What I Have Learned In Four Months of Motherhood
(Also know as: I Have No Clue What I Am Doing)
(AKA: Flying By the Seat of Your Pants)
-It is possible to survive on little to no sleep. People will ask you if you are tired and you won't be. At least you won't be tired until about seven o'clock at night and then your body will say "hey, remember how you only slept for two hours last night? GO TO SLEEP!"
-It is very difficult to resist punching people in the face when they ask you the following questions:
1. Are they sleeping through the night?
and
2. Are you going to have any more kids?
The answers to these questions are:
1. Seriously?!?! They're three weeks old. Of course they aren't sleeping through the night.
2. No. Never. Never ever ever ever. And why would you ask a mother of NEWBORN TWINS that very stupid question? My husband isn't even allowed to look at me in a sexy way I am that afraid of getting pregnant.
-Babies do not hold grudges and will not remember that time when they were two weeks old and the crying oh the crying that you couldn't handle and how you almost threw them at your husband and left the room to stare blankly at HGTV for five blessed minutes with none of THE CRYING.
-You will, of course, remember those moments and be riddled with Mommy Guilt. No worries, there will be plenty of future instances to indulge in Mommy Guilt. Just wait.
-When your babies smile at you for the first time it is glorious. And funny enough, all other smiles after that, even the ones at 4am when you really want the stinker to go to sleep, they are still glorious.
-In the age old tradition of "if I can't see you, you can't see me" if I didn't notice the spit-up on my clothes before I went out then it's not really there.
-It is possible to shower while being the only adult home with newborn babies.
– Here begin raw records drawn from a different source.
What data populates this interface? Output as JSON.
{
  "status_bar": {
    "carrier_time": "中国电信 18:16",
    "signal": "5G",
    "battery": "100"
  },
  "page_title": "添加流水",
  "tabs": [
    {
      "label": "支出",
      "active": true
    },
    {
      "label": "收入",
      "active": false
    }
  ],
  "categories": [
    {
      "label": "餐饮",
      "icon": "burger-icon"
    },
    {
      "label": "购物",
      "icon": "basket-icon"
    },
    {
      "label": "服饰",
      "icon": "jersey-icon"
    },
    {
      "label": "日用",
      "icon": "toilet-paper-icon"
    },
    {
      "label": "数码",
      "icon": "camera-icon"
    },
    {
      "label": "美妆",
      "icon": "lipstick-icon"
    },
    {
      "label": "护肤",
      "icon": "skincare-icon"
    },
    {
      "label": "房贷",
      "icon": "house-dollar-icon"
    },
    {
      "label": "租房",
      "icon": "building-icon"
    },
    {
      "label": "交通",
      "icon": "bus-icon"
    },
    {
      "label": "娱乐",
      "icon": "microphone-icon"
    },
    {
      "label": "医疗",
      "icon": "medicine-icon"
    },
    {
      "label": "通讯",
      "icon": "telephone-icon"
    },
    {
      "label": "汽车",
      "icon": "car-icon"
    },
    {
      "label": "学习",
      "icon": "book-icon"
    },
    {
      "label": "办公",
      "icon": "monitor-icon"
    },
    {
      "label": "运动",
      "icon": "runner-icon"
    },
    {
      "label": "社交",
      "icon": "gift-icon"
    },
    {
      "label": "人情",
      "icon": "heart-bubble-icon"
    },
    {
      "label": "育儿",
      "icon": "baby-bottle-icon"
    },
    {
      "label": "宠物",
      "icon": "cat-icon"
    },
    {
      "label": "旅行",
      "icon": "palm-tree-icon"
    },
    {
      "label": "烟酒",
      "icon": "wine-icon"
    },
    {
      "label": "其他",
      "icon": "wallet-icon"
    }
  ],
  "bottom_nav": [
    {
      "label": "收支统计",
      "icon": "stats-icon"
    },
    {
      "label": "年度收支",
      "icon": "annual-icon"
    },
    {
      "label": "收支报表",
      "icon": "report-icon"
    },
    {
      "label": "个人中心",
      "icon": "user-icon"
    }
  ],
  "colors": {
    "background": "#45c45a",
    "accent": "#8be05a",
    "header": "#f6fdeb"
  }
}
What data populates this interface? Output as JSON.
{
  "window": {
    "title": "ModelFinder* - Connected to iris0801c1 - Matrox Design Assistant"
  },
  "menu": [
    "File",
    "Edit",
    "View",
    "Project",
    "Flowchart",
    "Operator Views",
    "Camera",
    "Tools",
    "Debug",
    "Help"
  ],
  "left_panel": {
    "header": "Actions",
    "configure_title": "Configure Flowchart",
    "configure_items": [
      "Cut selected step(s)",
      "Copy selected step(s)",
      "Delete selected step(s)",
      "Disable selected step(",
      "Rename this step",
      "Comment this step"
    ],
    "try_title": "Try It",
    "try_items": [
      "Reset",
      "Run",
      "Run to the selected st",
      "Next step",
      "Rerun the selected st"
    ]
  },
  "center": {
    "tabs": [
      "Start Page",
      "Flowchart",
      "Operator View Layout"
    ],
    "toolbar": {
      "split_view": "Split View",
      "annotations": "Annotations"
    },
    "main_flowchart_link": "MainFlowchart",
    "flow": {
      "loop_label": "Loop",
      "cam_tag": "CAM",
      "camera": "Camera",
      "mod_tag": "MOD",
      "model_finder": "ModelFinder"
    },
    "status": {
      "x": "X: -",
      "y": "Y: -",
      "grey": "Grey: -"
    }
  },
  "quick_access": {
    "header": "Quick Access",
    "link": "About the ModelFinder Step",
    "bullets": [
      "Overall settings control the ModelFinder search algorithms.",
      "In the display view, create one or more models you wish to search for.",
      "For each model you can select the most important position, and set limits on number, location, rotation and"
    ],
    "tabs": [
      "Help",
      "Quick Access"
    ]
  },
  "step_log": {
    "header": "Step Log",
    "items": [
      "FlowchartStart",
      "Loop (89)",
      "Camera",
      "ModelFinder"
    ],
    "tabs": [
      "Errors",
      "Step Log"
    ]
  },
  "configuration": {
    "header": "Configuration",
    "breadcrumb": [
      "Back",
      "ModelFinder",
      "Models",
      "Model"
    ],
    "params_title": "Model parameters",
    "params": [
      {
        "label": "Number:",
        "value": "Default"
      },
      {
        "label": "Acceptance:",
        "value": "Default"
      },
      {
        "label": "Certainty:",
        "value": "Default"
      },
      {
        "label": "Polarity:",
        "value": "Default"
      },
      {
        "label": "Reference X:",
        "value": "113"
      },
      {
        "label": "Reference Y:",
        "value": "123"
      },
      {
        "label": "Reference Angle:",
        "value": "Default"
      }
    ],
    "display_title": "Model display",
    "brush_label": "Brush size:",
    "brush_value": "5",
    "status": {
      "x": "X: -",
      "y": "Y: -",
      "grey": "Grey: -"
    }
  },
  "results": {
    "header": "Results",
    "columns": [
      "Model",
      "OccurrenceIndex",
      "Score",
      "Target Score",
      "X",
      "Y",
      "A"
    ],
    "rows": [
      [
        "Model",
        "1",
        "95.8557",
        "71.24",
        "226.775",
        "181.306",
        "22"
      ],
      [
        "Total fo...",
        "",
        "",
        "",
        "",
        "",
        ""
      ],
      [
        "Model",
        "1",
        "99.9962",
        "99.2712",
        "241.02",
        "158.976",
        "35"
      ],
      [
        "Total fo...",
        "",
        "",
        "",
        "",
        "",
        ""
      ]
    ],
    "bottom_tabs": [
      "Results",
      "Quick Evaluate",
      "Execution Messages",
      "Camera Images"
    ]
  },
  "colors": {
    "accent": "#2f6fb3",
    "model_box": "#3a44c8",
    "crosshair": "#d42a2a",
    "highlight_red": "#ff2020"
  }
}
They like hanging out in the bathroom in their bouncy seats.
-The television is not evil. It is awesome!
-Have that glass of wine. Seriously, drink it. Your breast milk will not be contaminated for the rest of your life, I promise!
-When your babies finally sleep through the night you will not as you will be waking up constantly to check on them.
-Boys pee when you take their diapers off. Plan accordingly!
-Babies splashing in the tub= awesomeness!
-You will neglect your dog. Eventually you'll get in a routine and she'll get some attention again.
-IT IS OK TO ASK FOR HELP. IT IS OK TO ACCEPT HELP.
-Eating cold cereal for dinner for a week straight does not make you a bad person. You did it in college and survived that, right?